Yes, humans are social machines, if one is around someone (especially since birth) he will pick up there traits, habits and beliefs.

Anything and everything is believable.

The real issue is why and how people believe what they believe.

I think an investigation into why people believe what they believe will be a fascinating endeavour, and it should correctly start with yourself: ask yourself why you believe what you believe.

We all hold some kind of internal framework with which we filter what we see and hear, and by which we understand what we see and hear. Now we may hold several framework at one time, and we may not always be conscious of all of them, or of which and in what context we apply them, and they are also not all consistent, ie contradictory, either of themelves or their applications. (And before we can start to believe we may have have already filtered away things we dont want to see or hear.)
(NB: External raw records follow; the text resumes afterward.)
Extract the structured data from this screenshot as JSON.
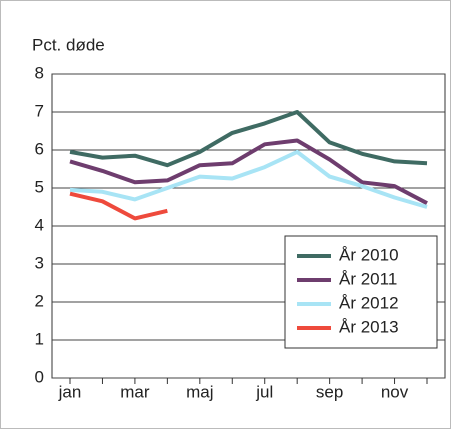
{
  "chart_data": {
    "type": "line",
    "y_label": "Pct. døde",
    "categories": [
      "jan",
      null,
      "mar",
      null,
      "maj",
      null,
      "jul",
      null,
      "sep",
      null,
      "nov",
      null
    ],
    "series": [
      {
        "name": "År 2010",
        "color": "#3f6b63",
        "values": [
          5.95,
          5.8,
          5.85,
          5.6,
          5.95,
          6.45,
          6.7,
          7.0,
          6.2,
          5.9,
          5.7,
          5.65
        ]
      },
      {
        "name": "År 2011",
        "color": "#6e3d6e",
        "values": [
          5.7,
          5.45,
          5.15,
          5.2,
          5.6,
          5.65,
          6.15,
          6.25,
          5.75,
          5.15,
          5.05,
          4.6
        ]
      },
      {
        "name": "År 2012",
        "color": "#a8e4f5",
        "values": [
          4.95,
          4.9,
          4.7,
          5.0,
          5.3,
          5.25,
          5.55,
          5.95,
          5.3,
          5.05,
          4.75,
          4.5
        ]
      },
      {
        "name": "År 2013",
        "color": "#ee4a3c",
        "values": [
          4.85,
          4.65,
          4.2,
          4.4,
          null,
          null,
          null,
          null,
          null,
          null,
          null,
          null
        ]
      }
    ],
    "ylim": [
      0,
      8
    ],
    "yticks": [
      0,
      1,
      2,
      3,
      4,
      5,
      6,
      7,
      8
    ],
    "grid": true,
    "legend": "lower right"
  }
}
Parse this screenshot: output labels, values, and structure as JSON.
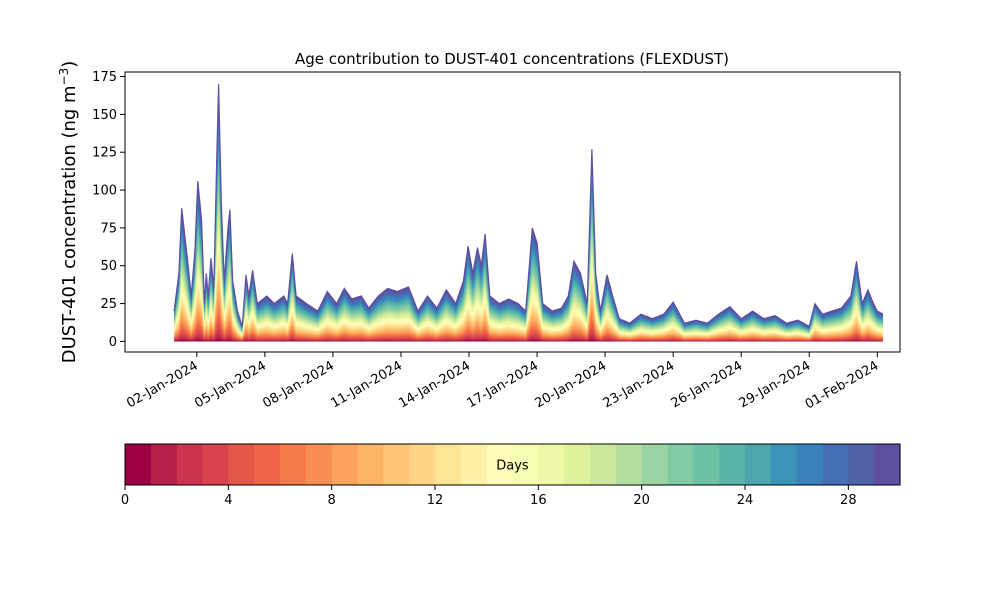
{
  "chart_data": {
    "type": "area",
    "stacked": true,
    "title": "Age contribution to DUST-401 concentrations (FLEXDUST)",
    "ylabel": "DUST-401 concentration (ng m",
    "ylabel_unit_exponent": "−3",
    "ylabel_close": ")",
    "ylim": [
      -7,
      178
    ],
    "yticks": [
      0,
      25,
      50,
      75,
      100,
      125,
      150,
      175
    ],
    "xlim": [
      "2023-12-29T20:00",
      "2024-02-02T00:00"
    ],
    "xticks": [
      {
        "date": "2024-01-02",
        "label": "02-Jan-2024"
      },
      {
        "date": "2024-01-05",
        "label": "05-Jan-2024"
      },
      {
        "date": "2024-01-08",
        "label": "08-Jan-2024"
      },
      {
        "date": "2024-01-11",
        "label": "11-Jan-2024"
      },
      {
        "date": "2024-01-14",
        "label": "14-Jan-2024"
      },
      {
        "date": "2024-01-17",
        "label": "17-Jan-2024"
      },
      {
        "date": "2024-01-20",
        "label": "20-Jan-2024"
      },
      {
        "date": "2024-01-23",
        "label": "23-Jan-2024"
      },
      {
        "date": "2024-01-26",
        "label": "26-Jan-2024"
      },
      {
        "date": "2024-01-29",
        "label": "29-Jan-2024"
      },
      {
        "date": "2024-02-01",
        "label": "01-Feb-2024"
      }
    ],
    "total_concentration": [
      {
        "t": "2024-01-01T00:00",
        "v": 20
      },
      {
        "t": "2024-01-01T05:00",
        "v": 45
      },
      {
        "t": "2024-01-01T08:00",
        "v": 88
      },
      {
        "t": "2024-01-01T14:00",
        "v": 55
      },
      {
        "t": "2024-01-01T18:00",
        "v": 30
      },
      {
        "t": "2024-01-01T22:00",
        "v": 60
      },
      {
        "t": "2024-01-02T01:00",
        "v": 106
      },
      {
        "t": "2024-01-02T05:00",
        "v": 80
      },
      {
        "t": "2024-01-02T08:00",
        "v": 25
      },
      {
        "t": "2024-01-02T10:00",
        "v": 45
      },
      {
        "t": "2024-01-02T12:00",
        "v": 30
      },
      {
        "t": "2024-01-02T15:00",
        "v": 55
      },
      {
        "t": "2024-01-02T18:00",
        "v": 35
      },
      {
        "t": "2024-01-02T21:00",
        "v": 120
      },
      {
        "t": "2024-01-02T23:00",
        "v": 170
      },
      {
        "t": "2024-01-03T02:00",
        "v": 90
      },
      {
        "t": "2024-01-03T05:00",
        "v": 40
      },
      {
        "t": "2024-01-03T09:00",
        "v": 75
      },
      {
        "t": "2024-01-03T11:00",
        "v": 87
      },
      {
        "t": "2024-01-03T14:00",
        "v": 40
      },
      {
        "t": "2024-01-03T19:00",
        "v": 20
      },
      {
        "t": "2024-01-04T00:00",
        "v": 10
      },
      {
        "t": "2024-01-04T04:00",
        "v": 44
      },
      {
        "t": "2024-01-04T07:00",
        "v": 30
      },
      {
        "t": "2024-01-04T11:00",
        "v": 47
      },
      {
        "t": "2024-01-04T16:00",
        "v": 25
      },
      {
        "t": "2024-01-05T02:00",
        "v": 30
      },
      {
        "t": "2024-01-05T10:00",
        "v": 25
      },
      {
        "t": "2024-01-05T20:00",
        "v": 30
      },
      {
        "t": "2024-01-06T00:00",
        "v": 25
      },
      {
        "t": "2024-01-06T05:00",
        "v": 58
      },
      {
        "t": "2024-01-06T09:00",
        "v": 30
      },
      {
        "t": "2024-01-06T20:00",
        "v": 25
      },
      {
        "t": "2024-01-07T08:00",
        "v": 20
      },
      {
        "t": "2024-01-07T18:00",
        "v": 33
      },
      {
        "t": "2024-01-08T04:00",
        "v": 25
      },
      {
        "t": "2024-01-08T12:00",
        "v": 35
      },
      {
        "t": "2024-01-08T20:00",
        "v": 28
      },
      {
        "t": "2024-01-09T06:00",
        "v": 30
      },
      {
        "t": "2024-01-09T14:00",
        "v": 22
      },
      {
        "t": "2024-01-10T00:00",
        "v": 30
      },
      {
        "t": "2024-01-10T10:00",
        "v": 35
      },
      {
        "t": "2024-01-10T20:00",
        "v": 33
      },
      {
        "t": "2024-01-11T08:00",
        "v": 36
      },
      {
        "t": "2024-01-11T18:00",
        "v": 20
      },
      {
        "t": "2024-01-12T04:00",
        "v": 30
      },
      {
        "t": "2024-01-12T14:00",
        "v": 22
      },
      {
        "t": "2024-01-13T00:00",
        "v": 34
      },
      {
        "t": "2024-01-13T10:00",
        "v": 25
      },
      {
        "t": "2024-01-13T18:00",
        "v": 40
      },
      {
        "t": "2024-01-13T23:00",
        "v": 63
      },
      {
        "t": "2024-01-14T04:00",
        "v": 45
      },
      {
        "t": "2024-01-14T09:00",
        "v": 62
      },
      {
        "t": "2024-01-14T13:00",
        "v": 50
      },
      {
        "t": "2024-01-14T17:00",
        "v": 71
      },
      {
        "t": "2024-01-14T22:00",
        "v": 30
      },
      {
        "t": "2024-01-15T08:00",
        "v": 25
      },
      {
        "t": "2024-01-15T18:00",
        "v": 28
      },
      {
        "t": "2024-01-16T04:00",
        "v": 25
      },
      {
        "t": "2024-01-16T12:00",
        "v": 20
      },
      {
        "t": "2024-01-16T19:00",
        "v": 75
      },
      {
        "t": "2024-01-17T00:00",
        "v": 65
      },
      {
        "t": "2024-01-17T06:00",
        "v": 25
      },
      {
        "t": "2024-01-17T16:00",
        "v": 20
      },
      {
        "t": "2024-01-18T02:00",
        "v": 22
      },
      {
        "t": "2024-01-18T09:00",
        "v": 30
      },
      {
        "t": "2024-01-18T15:00",
        "v": 53
      },
      {
        "t": "2024-01-18T22:00",
        "v": 45
      },
      {
        "t": "2024-01-19T05:00",
        "v": 25
      },
      {
        "t": "2024-01-19T10:00",
        "v": 127
      },
      {
        "t": "2024-01-19T14:00",
        "v": 45
      },
      {
        "t": "2024-01-19T19:00",
        "v": 20
      },
      {
        "t": "2024-01-20T02:00",
        "v": 44
      },
      {
        "t": "2024-01-20T08:00",
        "v": 30
      },
      {
        "t": "2024-01-20T15:00",
        "v": 15
      },
      {
        "t": "2024-01-21T02:00",
        "v": 12
      },
      {
        "t": "2024-01-21T14:00",
        "v": 18
      },
      {
        "t": "2024-01-22T02:00",
        "v": 15
      },
      {
        "t": "2024-01-22T14:00",
        "v": 18
      },
      {
        "t": "2024-01-23T00:00",
        "v": 26
      },
      {
        "t": "2024-01-23T12:00",
        "v": 12
      },
      {
        "t": "2024-01-24T00:00",
        "v": 14
      },
      {
        "t": "2024-01-24T12:00",
        "v": 12
      },
      {
        "t": "2024-01-25T00:00",
        "v": 18
      },
      {
        "t": "2024-01-25T12:00",
        "v": 23
      },
      {
        "t": "2024-01-26T00:00",
        "v": 15
      },
      {
        "t": "2024-01-26T12:00",
        "v": 20
      },
      {
        "t": "2024-01-27T00:00",
        "v": 15
      },
      {
        "t": "2024-01-27T12:00",
        "v": 17
      },
      {
        "t": "2024-01-28T00:00",
        "v": 12
      },
      {
        "t": "2024-01-28T12:00",
        "v": 14
      },
      {
        "t": "2024-01-29T00:00",
        "v": 10
      },
      {
        "t": "2024-01-29T06:00",
        "v": 25
      },
      {
        "t": "2024-01-29T14:00",
        "v": 18
      },
      {
        "t": "2024-01-30T00:00",
        "v": 20
      },
      {
        "t": "2024-01-30T10:00",
        "v": 22
      },
      {
        "t": "2024-01-30T20:00",
        "v": 30
      },
      {
        "t": "2024-01-31T02:00",
        "v": 53
      },
      {
        "t": "2024-01-31T08:00",
        "v": 25
      },
      {
        "t": "2024-01-31T14:00",
        "v": 34
      },
      {
        "t": "2024-01-31T20:00",
        "v": 25
      },
      {
        "t": "2024-02-01T00:00",
        "v": 20
      },
      {
        "t": "2024-02-01T06:00",
        "v": 18
      }
    ],
    "colorbar": {
      "label": "Days",
      "range": [
        0,
        30
      ],
      "ticks": [
        0,
        4,
        8,
        12,
        16,
        20,
        24,
        28
      ],
      "colors": [
        "#9e0142",
        "#b51f48",
        "#cc334c",
        "#d9444e",
        "#e4584a",
        "#ee6446",
        "#f57b4a",
        "#f98e52",
        "#fca25c",
        "#fdb466",
        "#fec574",
        "#fed584",
        "#fee593",
        "#fff1a6",
        "#fffbb8",
        "#f7fcb3",
        "#eef8a7",
        "#dff19b",
        "#cbe89d",
        "#b5df9f",
        "#9bd4a4",
        "#80cba4",
        "#6dc1a4",
        "#5bb4a8",
        "#4ca6ad",
        "#3c93b8",
        "#3a82bc",
        "#4370b4",
        "#5061aa",
        "#5e4fa2"
      ]
    }
  }
}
Some of these internal framework could be:1. Truth. You believe only that is truth. But this just transfer the problem to the quesiton: what is truth?

  1. Authority. You believe anything as long as it originate in someone you trust, eg your parents when you are young, your teachers in school, your friend who loves you, or a consensus of experts for a particular subject, or a Holy Book, or your religious leader, eg the Pope, etc

  2. Popular Opinion. You believe because everyone believes. Sort of a democratic approach to truth. But we know this is flawed, eg at one time most of the world thought the earth was flat. (The corollary of course is that everyone can disagree with you but yet you can be right.)

  3. That which pleases you.

  4. That which you want to hear.

  5. That which concurs and is consistent with your inner voice, and does not violate or offend you.

  6. That which is consistent with your values, eg everyone is good. (Values can be thought of as axiomatic beliefs.)

  7. And many more …

Very interesting Chanbengchin. Beliefs also have to cohere with the beliefs one possesses, but you used the word consistent in 6&7. Truth must correspond to reality and it must cohere with the truths one already possesses. I think too, that people believe something to be true because it gives them pleasure (which you seem to mention in 4).

Inonothing stated:

Bertrand Russell once wrote a piece expounding the virtues of doubt. It has long been a mainstay of secularists, humanists, and freethinkers. Question authority (and everything else too).

What did this Russell man say? Did he agree with my silly believe anything idea? Does anyone disagree? why? :laughing:

I think he would agree with you. Anything is possible without doubt without a doubt.